I highly recommend you read this classic post from Patrick McKenzie: https://www.kalzumeus.com/2011/10/28/dont-call-yourself-a-pr...
> You are not defined by your chosen software stack: I recently asked via Twitter what young engineers wanted to know about careers. Many asked how to know what programming language or stack to study. It doesn’t matter. There you go.
This is especially true now, since coding agents make it possible to work with any stack.
Unfortunately, in the real world, if you try go for a c# job with java experience you'll run into roadblocks.
While this is true that the stack and domain does not matter for any capable software engineer, most jobs are for hiring particular narrow specialists, requiring the years of experience in a particular framework, and even experience working on an exact same product but in a different company.
I dunno I find it almost more important than ever to have deep domain experience. You need to be able to scan output and spot any problems/improvements instantly. If I am just auditing AI output around an area I don’t have mastery of I am basically useless.

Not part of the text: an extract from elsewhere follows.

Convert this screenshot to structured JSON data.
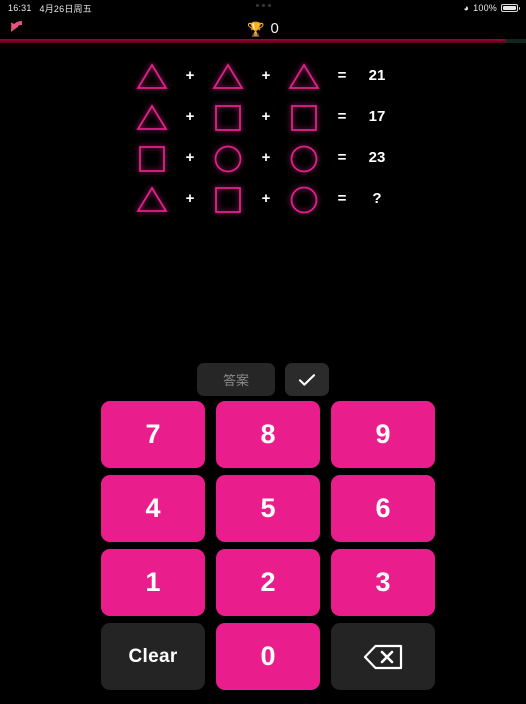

A stack is still not a domain. You could have domain expertise in building highly scaled distributed systems and still not call yourself a ____ programmer. The point is that your value lies more in knowing how to build for performance, consistency, reliability at scale and not in knowing where the semicolon goes.
I dunno even isolated to language specific aspects someone with no experience could hang themeselves. I use a ton of Go & Javascript, if you take a fundamental part of both languages, async operations and compare them they have radically different approaches. Even if I was skilled at distributed systems with deep JS knowledge I would lack the skills to audit Go code effectively. goroutines and channels require a bit different mental model than promises and callbacks. You could easily let the AI architect a mess that works.
That is why I would be hesitant to review complex Rust or some other code I have no experience in, sure the language has ways to handle things like async, garbage collection, etc. but I would just be assuming the AI is doing it right or even worse trying to steer it to handle it in a Javascript or Go manner.